Denpasar (ANTARA News) - Wakil Gubernur Bali Ketut Sudikerta meminta Manajemen Operasional Pura Besakih terus berkoordinasi dengan Pusat Vulkanologi dan Mitigasi Bencana Geologi, untuk mengetahui perkembangan dan kondisi terkini Gunung Agung, Kabupaten Karangasem, sebagai dasar untuk penentuan status operasional rumah ibadah umat Hindu di Bali tersebut.

"Pemerintah belum berani untuk menyatakan kawasan Besakih ditutup atau tidak karena situasi dan kondisi belum pasti. Sedangkan Pura Besakih merupakan tempat yang sangat penting bagi kehidupan masyarakat Hindu di Bali," kata Sudikerta yang juga Ketua Badan Pengelola Kawasan Besakih itu saat menerima audiensi Manajemen Operasional Pura Besakih itu, di Denpasar, Rabu.

Kegiatan di Pura Besakih yang berada di kaki Gunung Agung itu, saat ini masih terus berlangsung seperti biasa, begitu juga wisatawan masih terus berkunjung ke Pura Besakih.

"Manajemen Operasional Pura Besakih harus terus berkoordinasi dengan PVMBG agar segala info terbaru bisa diketahui," ucapnya.

Sudikerta sangat berharap agar kondisi Gunung Agung segera stabil, dan tetap aman terkendali. Hal itu karena dampak dari aktivitas Gunung Agung tidak hanya berdampak fisik di daerah sekitar, tetapi juga akan berdampak pada kehidupan sosial ekonomi seluruh masyarakat Bali khususnya pariwisata.

Plt Manager Manajemen Operasional Pura Besakih I Wayan Ngawit mengatakan bahwa sampai saat ini Pura Besakih tetap beroperasi normal.

Hembusan asap dan abu sama sekali tidak berdampak pada aktivitas di Pura Besakih dan sekitarnya karena hembusan mengarah ke barat.

"Masyarakat yang tangkil karena rangkaian upacara keagamaan tetap bisa bersembahyang dan melakukan prosesi hanya saja kunjungan wisatawan terjadi penurunan sampai 50 persen," ujarnya.

Baca juga: Dinkes Jembrana nyatakan abu Gunung Agung belum ganggu kesehatan

Baca juga: Sejumlah wilayah di Bali terpapar hujan abu

Baca juga: PVMBG: status Gunung Agung masih siaga

Baca juga: Relawan bantu siapkan makanan pengungsi Gunung Agung


Penduduk di kawasan Besakih masih tetap berada di desanya masing-masing dan tidak mengungsi, hanya dua desa yang mengungsi yaitu Desa Temukus yang jaraknya 3,5 kilometer dan Desa Kesimpar yang berjarak 4 kilometer dari puncak Gunung Agung.

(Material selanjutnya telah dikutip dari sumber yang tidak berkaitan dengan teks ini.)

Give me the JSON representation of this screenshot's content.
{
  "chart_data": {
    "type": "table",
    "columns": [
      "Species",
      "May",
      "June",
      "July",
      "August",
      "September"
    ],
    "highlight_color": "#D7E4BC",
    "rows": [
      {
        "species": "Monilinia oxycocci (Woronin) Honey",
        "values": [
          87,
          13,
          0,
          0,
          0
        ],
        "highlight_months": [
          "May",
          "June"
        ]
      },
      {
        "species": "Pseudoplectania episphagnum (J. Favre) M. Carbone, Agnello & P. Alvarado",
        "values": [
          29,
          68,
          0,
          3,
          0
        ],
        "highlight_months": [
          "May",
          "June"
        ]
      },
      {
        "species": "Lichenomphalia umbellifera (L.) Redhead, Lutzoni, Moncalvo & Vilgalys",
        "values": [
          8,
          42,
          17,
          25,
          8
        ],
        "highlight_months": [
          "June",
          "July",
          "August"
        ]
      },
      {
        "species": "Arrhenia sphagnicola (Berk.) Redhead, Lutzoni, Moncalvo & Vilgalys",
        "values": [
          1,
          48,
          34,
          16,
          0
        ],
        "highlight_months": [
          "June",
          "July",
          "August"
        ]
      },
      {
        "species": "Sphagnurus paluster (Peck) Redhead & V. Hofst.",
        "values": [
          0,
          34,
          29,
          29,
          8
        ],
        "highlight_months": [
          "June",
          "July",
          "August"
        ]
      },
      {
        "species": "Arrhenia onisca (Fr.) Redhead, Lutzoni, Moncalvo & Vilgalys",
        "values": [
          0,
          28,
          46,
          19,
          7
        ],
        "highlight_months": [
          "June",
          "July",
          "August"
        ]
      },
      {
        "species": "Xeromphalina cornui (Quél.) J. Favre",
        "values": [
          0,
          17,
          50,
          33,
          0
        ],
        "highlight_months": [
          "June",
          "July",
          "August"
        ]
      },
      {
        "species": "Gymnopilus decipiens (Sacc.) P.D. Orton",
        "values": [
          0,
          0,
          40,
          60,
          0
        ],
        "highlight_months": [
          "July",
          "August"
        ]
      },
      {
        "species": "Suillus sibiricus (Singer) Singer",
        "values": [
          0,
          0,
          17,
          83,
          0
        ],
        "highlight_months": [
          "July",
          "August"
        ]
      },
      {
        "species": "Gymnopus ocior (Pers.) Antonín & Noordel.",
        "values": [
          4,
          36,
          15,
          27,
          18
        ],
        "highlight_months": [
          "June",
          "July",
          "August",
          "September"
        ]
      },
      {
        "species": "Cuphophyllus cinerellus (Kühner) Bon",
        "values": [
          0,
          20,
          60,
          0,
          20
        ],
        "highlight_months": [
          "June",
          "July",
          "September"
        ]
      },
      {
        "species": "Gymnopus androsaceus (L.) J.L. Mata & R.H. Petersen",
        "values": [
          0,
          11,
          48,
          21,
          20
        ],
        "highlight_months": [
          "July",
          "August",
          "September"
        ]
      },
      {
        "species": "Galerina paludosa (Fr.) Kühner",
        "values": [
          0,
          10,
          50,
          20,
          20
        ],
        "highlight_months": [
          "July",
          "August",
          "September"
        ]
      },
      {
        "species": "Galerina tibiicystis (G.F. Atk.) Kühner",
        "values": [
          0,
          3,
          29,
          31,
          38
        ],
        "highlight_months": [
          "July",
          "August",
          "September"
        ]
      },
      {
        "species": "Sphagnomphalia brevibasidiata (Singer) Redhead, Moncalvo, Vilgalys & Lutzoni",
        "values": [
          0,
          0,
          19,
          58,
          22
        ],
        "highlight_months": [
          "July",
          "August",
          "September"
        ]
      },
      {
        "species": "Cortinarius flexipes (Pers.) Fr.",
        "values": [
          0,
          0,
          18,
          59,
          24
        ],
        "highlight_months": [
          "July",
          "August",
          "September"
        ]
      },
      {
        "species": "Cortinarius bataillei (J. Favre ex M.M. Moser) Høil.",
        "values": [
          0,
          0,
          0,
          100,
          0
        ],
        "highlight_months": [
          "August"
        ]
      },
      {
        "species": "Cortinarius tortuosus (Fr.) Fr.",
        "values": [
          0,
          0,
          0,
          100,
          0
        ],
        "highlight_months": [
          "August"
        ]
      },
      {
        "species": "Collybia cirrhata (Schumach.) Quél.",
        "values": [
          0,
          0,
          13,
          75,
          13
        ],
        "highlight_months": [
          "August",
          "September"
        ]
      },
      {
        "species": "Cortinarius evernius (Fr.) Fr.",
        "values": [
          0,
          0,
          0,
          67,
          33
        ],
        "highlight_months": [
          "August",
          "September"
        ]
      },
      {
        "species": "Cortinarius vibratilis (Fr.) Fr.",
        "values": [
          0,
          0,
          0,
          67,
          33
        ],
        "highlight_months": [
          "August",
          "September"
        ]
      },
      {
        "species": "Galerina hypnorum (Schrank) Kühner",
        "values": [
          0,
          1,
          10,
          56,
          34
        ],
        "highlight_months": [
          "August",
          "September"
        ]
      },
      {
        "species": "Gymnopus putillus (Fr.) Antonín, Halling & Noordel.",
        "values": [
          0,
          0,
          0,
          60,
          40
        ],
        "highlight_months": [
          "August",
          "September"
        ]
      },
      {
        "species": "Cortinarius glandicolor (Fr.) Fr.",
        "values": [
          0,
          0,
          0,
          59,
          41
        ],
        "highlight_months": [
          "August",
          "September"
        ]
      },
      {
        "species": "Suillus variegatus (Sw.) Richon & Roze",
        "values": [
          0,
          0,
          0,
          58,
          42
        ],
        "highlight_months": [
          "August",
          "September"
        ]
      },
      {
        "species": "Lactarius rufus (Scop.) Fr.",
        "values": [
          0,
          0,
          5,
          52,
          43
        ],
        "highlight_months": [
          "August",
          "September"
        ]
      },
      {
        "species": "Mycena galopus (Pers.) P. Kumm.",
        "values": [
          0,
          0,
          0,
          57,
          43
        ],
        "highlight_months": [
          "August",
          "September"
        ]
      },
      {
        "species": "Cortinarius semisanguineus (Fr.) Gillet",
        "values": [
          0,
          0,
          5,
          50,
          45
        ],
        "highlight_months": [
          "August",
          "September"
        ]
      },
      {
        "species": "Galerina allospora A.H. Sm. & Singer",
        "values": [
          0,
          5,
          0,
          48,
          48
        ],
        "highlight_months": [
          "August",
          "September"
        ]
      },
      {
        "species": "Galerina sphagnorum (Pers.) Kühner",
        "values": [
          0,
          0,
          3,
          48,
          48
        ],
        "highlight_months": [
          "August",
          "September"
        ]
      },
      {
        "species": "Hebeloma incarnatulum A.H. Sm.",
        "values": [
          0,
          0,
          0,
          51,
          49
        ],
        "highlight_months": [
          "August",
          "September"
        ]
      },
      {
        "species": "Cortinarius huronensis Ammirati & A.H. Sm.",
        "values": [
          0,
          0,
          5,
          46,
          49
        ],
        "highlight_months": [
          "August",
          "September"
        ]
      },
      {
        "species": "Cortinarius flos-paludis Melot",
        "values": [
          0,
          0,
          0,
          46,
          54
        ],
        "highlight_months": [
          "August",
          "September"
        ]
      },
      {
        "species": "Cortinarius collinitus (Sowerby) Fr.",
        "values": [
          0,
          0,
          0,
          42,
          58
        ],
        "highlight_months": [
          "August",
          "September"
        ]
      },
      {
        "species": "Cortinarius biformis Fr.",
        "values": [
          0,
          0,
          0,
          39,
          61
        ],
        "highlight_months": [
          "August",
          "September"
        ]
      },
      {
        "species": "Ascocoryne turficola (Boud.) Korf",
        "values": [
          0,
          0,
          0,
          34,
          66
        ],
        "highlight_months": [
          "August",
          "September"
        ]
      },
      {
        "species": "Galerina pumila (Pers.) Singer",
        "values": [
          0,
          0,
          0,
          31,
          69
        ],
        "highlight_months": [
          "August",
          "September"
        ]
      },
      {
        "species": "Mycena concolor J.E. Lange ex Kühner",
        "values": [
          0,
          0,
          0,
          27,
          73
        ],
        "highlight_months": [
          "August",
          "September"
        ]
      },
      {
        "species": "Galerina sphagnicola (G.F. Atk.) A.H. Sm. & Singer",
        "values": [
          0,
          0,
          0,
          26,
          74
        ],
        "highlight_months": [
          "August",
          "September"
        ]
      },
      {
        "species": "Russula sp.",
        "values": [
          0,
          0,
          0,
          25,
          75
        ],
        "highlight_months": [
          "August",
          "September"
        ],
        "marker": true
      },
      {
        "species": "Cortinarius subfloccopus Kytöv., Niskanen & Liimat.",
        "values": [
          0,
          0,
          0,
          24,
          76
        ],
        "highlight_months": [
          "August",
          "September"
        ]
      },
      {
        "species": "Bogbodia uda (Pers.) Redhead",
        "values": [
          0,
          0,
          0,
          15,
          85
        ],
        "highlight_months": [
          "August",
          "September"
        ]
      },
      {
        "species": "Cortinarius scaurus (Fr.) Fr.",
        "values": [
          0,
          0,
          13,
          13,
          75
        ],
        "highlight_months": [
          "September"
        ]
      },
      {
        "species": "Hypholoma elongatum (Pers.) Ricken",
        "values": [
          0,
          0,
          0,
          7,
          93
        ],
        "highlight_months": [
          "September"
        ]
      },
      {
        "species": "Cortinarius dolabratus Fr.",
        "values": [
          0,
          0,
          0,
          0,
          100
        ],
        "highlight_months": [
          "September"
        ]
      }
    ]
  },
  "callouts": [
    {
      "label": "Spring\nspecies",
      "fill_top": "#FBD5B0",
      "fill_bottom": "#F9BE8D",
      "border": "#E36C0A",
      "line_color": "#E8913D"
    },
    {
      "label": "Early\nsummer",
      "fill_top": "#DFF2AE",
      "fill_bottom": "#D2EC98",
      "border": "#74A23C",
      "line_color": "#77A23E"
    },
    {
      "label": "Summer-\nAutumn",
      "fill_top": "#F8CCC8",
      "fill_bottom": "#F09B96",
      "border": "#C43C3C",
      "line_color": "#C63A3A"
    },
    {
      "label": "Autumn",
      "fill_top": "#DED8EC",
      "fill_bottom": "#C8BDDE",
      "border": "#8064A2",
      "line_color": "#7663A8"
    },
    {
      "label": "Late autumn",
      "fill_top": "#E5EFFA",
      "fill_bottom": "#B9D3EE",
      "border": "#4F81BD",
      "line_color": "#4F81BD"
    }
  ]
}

"Alasan mereka mengungsi juga akibat akses menuju ke desa tersebut harus melewati sebuah sungai tempat mengalirnya lahar dari puncak Gunung Agung," ucap Ngawit.

Menurut Ngawit, warga takut kalau terjadi hujan dan air sungai meluap, desa mereka akan terisolasi dan akan sangat sulit untuk mendapatkan bantuan, makanya mereka memilih mengungsi sementara ke tempat yang aman.